Zudem seien die tatbestandlichen Voraussetzungen des 25.1 a) 2. Fall MTV nicht erfüllt. Die Prognose, die Klägerin werde in 2019 im 2-Schicht System für die Beklagte tätig werden, sei bei Antragstellung nicht gerechtfertigt gewesen. Die Klägerin habe für die Beklagte auch nicht mindestens 10 Jahre zuvor „üblicherweise“ in Wechselschicht gearbeitet. Schließlich sei der Freistellungsanspruch begrenzt auf das Kalenderjahr 2019 und nun (2020) wegen Zeitablaufs erloschen.

Die Lösung:

Die Klage hatte Erfolg. Die Klägerin hat aus dem Kalenderjahr 2019 noch Anspruch auf Gewährung von acht Ersatzfreistellungstagen.

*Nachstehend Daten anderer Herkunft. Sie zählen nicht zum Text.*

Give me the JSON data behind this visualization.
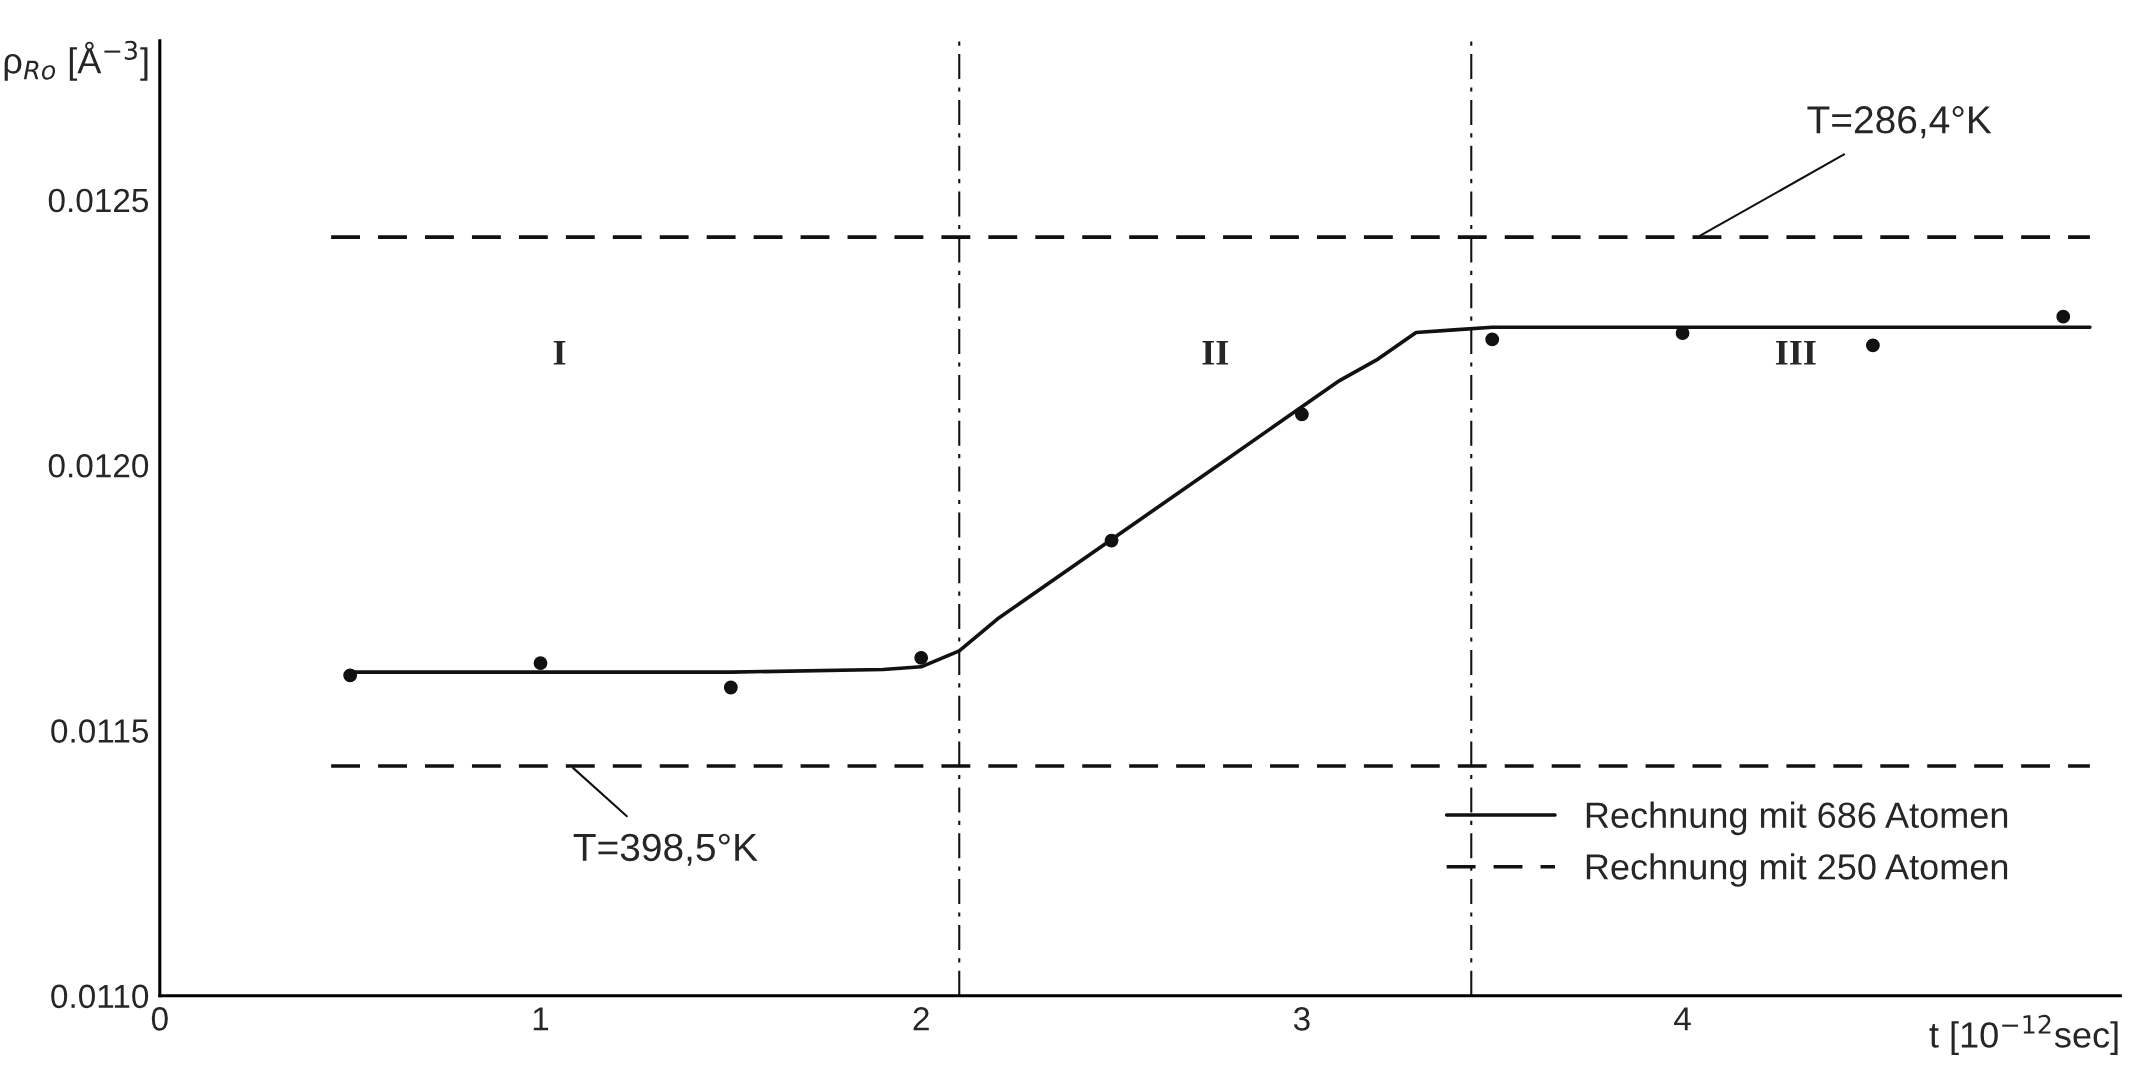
{
  "chart_data": {
    "type": "line",
    "xlabel": "t [10$^{−12}$sec]",
    "ylabel": "ρ$_{Ro}$ [Å$^{−3}$]",
    "xlim": [
      0,
      5.15
    ],
    "ylim": [
      0.011,
      0.0128
    ],
    "xticks": [
      0,
      1,
      2,
      3,
      4
    ],
    "yticks": [
      {
        "value": 0.011,
        "label": "0.0110"
      },
      {
        "value": 0.0115,
        "label": "0.0115"
      },
      {
        "value": 0.012,
        "label": "0.0120"
      },
      {
        "value": 0.0125,
        "label": "0.0125"
      }
    ],
    "grid": false,
    "legend": "bottom right",
    "series": [
      {
        "name": "Rechnung mit 686 Atomen",
        "line_style": "solid",
        "marker": "none",
        "color": "#111111",
        "x": [
          0.5,
          1.0,
          1.5,
          1.9,
          2.0,
          2.1,
          2.2,
          2.5,
          2.8,
          3.0,
          3.1,
          3.2,
          3.3,
          3.4,
          3.5,
          4.0,
          4.5,
          5.07
        ],
        "values": [
          0.01161,
          0.01161,
          0.01161,
          0.011615,
          0.01162,
          0.01165,
          0.01171,
          0.01186,
          0.01201,
          0.01211,
          0.01216,
          0.0122,
          0.01225,
          0.012255,
          0.01226,
          0.01226,
          0.01226,
          0.01226
        ]
      },
      {
        "name": "Rechnung mit 250 Atomen",
        "line_style": "dashed",
        "marker": "none",
        "color": "#111111",
        "x": [
          0.45,
          5.07
        ],
        "values": [
          0.01243,
          0.01243
        ]
      },
      {
        "line_style": "dashed",
        "marker": "none",
        "color": "#111111",
        "x": [
          0.45,
          5.07
        ],
        "values": [
          0.011433,
          0.011433
        ]
      },
      {
        "type": "scatter",
        "marker": "circle",
        "color": "#111111",
        "x": [
          0.5,
          1.0,
          1.5,
          2.0,
          2.5,
          3.0,
          3.5,
          4.0,
          4.5,
          5.0
        ],
        "values": [
          0.011604,
          0.011627,
          0.011581,
          0.011637,
          0.011858,
          0.012096,
          0.012237,
          0.012249,
          0.012226,
          0.01228
        ]
      }
    ],
    "ref_lines": [
      {
        "axis": "x",
        "value": 2.1,
        "line_style": "dashdot",
        "color": "#111111"
      },
      {
        "axis": "x",
        "value": 3.445,
        "line_style": "dashdot",
        "color": "#111111"
      }
    ],
    "annotations": [
      {
        "text": "T=286,4°K",
        "x": 4.04,
        "y": 0.01243
      },
      {
        "text": "T=398,5°K",
        "x": 1.08,
        "y": 0.011433
      },
      "I",
      "II",
      "III"
    ]
  }
}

  • Die Klägerin hat rechtzeitig einen Antrag auf Gewährung von acht Freistellungstagen für das Jahr 2019 gestellt.
     
  • Sie war nicht verpflichtet, bereits vor dem 31.10.2018 mitzuteilen, wann sie in 2019 ihre Freistellungstage nehmen will.
     
  • Die Klägerin hat auch gemäß § 25.1 a) 2. Fall Anspruch auf bezahlte Freistellung für acht Tage aus dem Kalenderjahr 2019.
     
  • Die Anspruchsvoraussetzungen (mind. 15 Jahre Betriebszugehörigkeit, mindestens 10 Jahre üblicherweise in Wechselschicht beschäftigt) liegen vor. Denn „üblicherweise in Schichtarbeit tätig“ meint, dass die Schichtarbeit für das Arbeitsverhältnis prägend gewesen sein muss. Kurze Unterbrechungen der Schichtarbeit durch Urlaubnahme, Krankheit, Elternzeit und Sabbatical sind ebenso unbeachtlich wie eine vorübergehende Tätigkeit im gesundheitlich belastenderen 3-Schicht-System oder in der Nachtschicht.
     
  • Es liegen auch keine Anhaltspunkte dafür vor, dass zum Zeitpunkt der Antragstellung, also bis zum 31.10.2018 feststand, dass die Klägerin in 2019 nicht in Wechselschicht arbeiten würde.
     
  • Der Anspruch der Klägerin ist auch nicht am 31.12.2019 erloschen. Lediglich dann, wenn noch nicht konkret terminierte Freistellungstage aus personenbedingten Gründen - etwa fortlaufender Arbeitsunfähigkeit - nicht mehr festgelegt werden können, erlischt der Freistellungsanspruch (§ 25.3. 3. Absatz MTV). In allen anderen Fällen wird der Freistellungsanspruch auf das folgende Jahr übertragen, etwa wenn - wie hier - der Arbeitgeber seine Mitwirkungsobliegenheiten nicht beachtet und rechtsirrig annimmt, nicht zur Gewährung von Freistellungstagen verpflichtet zu sein.

Hinweis für die Praxis:

In vielen Bundesländern haben sich Arbeitgeberverbände und IG Metall in 2018 auf ähnliche oder gar gleichlautende Regelungen verständigt. Die tariflichen Regelungen sind alles andere als eindeutig und lassen viele Auslegungsspielräume zu. Auch aus diesem Grunde gibt es bundesweit eine Vielzahl von Klageverfahren. Die Entscheidung des Arbeitsgerichts Hamm ist eine der ersten - bereits begründeten - Urteile, jedenfalls in NRW. Wie das BAG sich zu den Problemen positionieren wird, ist wohl völlig offen. Es wäre zu wünschen,

  • dass die Tarifvertragsparteien die Regelungen eindeutiger und rechtssicherer gestalten und
     
  • bis dahin Arbeitgeber und Betriebsrat die Möglichkeiten nutzen, durch Abschluss von Betriebsvereinbarungen die Anwendung der Tarifregelungen möglichst rechtssicher und gerecht zu gestalten.